7 Ways to Keep Your House WarmBy Ben Yackshaw on Wednesday, January 20, 2016
Spring! The time of flowers, rain, and the constant battle between the heater and the AC. Here are some other solutions to warm your home.
When it’s too warm to turn on the heat, but too cold to turn on the AC, other sources of heat can keep your home at a comfortable level! Constantly shifting the temperatures on the thermostat can eat into your savings. If you’re looking for a way to keep your living space comfortable without going broke, consider implementing a few of these low cost home heating ideas.

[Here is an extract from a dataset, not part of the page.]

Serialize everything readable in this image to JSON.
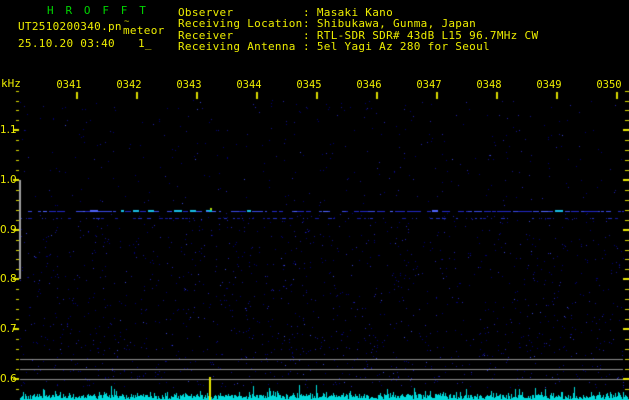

HVAC professionals! Feel free to share these tips with any of your customers looking for that Goldilocks level of temperature comfort.
- Install a programmable thermostat. A programmable thermostat can be set up to turn the heat down while you’re at work or asleep and turn it back up while you’re in the house enjoying your off time.
- Let some sun in. No heat source outstrips the sun, so why not take advantage of it? Opening the drapes and letting some light in during the day is a great (and free) way to increase a room’s temperature
- Shutter the curtains after dark. Once the sun goes down, drawing the curtains can help keep heat trapped inside your house.
- Reverse the rotation of ceiling fans. Hot air rises, but you live on the ground. Most ceiling fans have a switch that will reverse their rotation. This will help push that precious hot air back down to earth.
- Keep the heat in. Close the doors to unused room and closets, draw the curtains, and border window sills or door cracks with draft-stoppers.
- Bake! Make a conscious effort to use your oven more when it’s a little chilly. This will help you kill two birds with one stone. After all, we all have to eat!
- Move your furniture away from vents and other heat sources. A pre-warmed couch might sound awesome, but blocking a vent with furniture means all that precious heat can’t reach the room at large.
- Turn on the fireplace! While we often think of fireplaces as being used solely in the winter, they can keep your home nice and warm when spring hasn’t quite sprung.